The smallest hills were transformed into mountains, the dirt road became a 100 mile race track. As a child I didn’t have to seek out adventures, they just happened. I made life an adventure. But, then you begin to grow older and the nameless activities of youth begin collecting labels. Once an activity has a label, the sense of wonder and adventure associated with it is lost. Why? Because labels have definitions and expectations, and if those expectations are not met then you did not truly experience that activity.
I first became aware of this fact after moving to North Carolina. Hiking and camping in NC is more than just a past time, it is a religion. A faithful following. You are supposed to dress a certain way, carry the correct gear, and use the appropriate labels. If you say hiking you better be climbing a mountain; otherwise, you are only going for a ‘walk in the woods.’ If you go camping make sure to specify if it’s car camping, backpacking, or in a camper. Keeping track of your sense of adventure can be easily lost amidst these labels.

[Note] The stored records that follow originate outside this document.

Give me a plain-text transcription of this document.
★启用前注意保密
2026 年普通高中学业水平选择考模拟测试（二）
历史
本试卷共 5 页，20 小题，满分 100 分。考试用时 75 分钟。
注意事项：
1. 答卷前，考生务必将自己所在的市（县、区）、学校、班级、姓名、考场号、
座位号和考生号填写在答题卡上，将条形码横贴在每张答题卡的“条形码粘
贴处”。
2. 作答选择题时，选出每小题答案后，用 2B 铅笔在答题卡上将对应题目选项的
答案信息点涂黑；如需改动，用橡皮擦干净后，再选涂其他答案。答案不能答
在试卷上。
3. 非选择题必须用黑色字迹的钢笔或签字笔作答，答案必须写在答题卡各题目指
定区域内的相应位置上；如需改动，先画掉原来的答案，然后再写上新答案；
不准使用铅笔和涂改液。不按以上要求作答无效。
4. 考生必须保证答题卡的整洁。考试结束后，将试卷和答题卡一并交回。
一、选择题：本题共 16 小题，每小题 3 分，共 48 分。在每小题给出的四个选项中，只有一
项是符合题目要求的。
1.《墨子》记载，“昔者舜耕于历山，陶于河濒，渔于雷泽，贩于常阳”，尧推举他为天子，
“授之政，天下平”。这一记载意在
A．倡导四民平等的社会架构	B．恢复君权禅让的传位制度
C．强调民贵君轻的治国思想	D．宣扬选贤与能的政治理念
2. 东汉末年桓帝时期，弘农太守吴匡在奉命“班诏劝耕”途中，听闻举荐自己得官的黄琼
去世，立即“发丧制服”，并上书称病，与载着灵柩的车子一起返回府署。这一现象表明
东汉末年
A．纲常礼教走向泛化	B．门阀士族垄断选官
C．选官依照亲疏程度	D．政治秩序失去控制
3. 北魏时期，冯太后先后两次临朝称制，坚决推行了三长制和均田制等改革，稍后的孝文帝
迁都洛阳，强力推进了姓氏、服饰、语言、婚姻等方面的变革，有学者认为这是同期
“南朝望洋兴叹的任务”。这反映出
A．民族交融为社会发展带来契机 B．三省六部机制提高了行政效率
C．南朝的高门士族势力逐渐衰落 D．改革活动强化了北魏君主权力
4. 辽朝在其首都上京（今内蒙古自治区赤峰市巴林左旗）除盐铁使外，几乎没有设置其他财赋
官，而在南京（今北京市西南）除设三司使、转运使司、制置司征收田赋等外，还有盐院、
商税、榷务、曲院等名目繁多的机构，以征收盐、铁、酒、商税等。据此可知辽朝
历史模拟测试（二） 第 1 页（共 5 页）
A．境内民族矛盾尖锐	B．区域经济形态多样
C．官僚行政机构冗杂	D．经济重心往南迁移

That is why I purposefully force myself to seek the natural beauty, wonder, and amazement in my everyday surroundings. You can’t always climb a mountain, but that shouldn’t stop you from going on a hike. You can’t always ride your bike on epic downhill, but that doesn’t mean you can’t pretend that you do. Sometimes, you just need to get out side for the simple joy of being amidst nature.
Athena and I tried to do this yesterday. We went out and created our own mini-adventure in our own backyard. Using the right angle and some clever filters even a simple game of fetch can become rather stunning.
Of course, you can’t play fetch without teasing your dog some as well. Thanks to GoPro’s Time Lapse feature I was able to capture this epic shot.
After a competitive game of fetch, I felt inspired to take Athena out on the trail. I had recently watched Seth, from Seth’s Bike Hacks, attempt to transform his French Bulldog, drama, into a trail dog and was wanting to test Athena’s trail mettle. Athena has pretty good sprinting capabilities, but for anything longer than a mile she simply doesn’t have the ability to hang. Luckily, the ride around our lake is slightly shorter than a mile. She certainly did enjoy the short ride and run around the lake.
There was one point while we were playing with the GoPro and searching for that perfect angle that I decided to work on my bunny hopping skills. The mythical bunny hop has eluded me for years, but every once in awhile I try to attempt it. This time I decided that hopping, or in this case running over, my GoPro would be a good idea. I may have failed at clearing my camera, but I got this awesome photo from the attempt. It almost looks like I am atop the world here…almost.
Finally, Athena and I went and rode on some super secret trails that crisscross the woods behind our apartment. Once again experimenting with lighting and angles gave me a pretty cool picture.
Overall, our mini-adventure Sunday behind the apartment was quite spectacular. It certainly was enough to wear the dog out for the remainder of the day.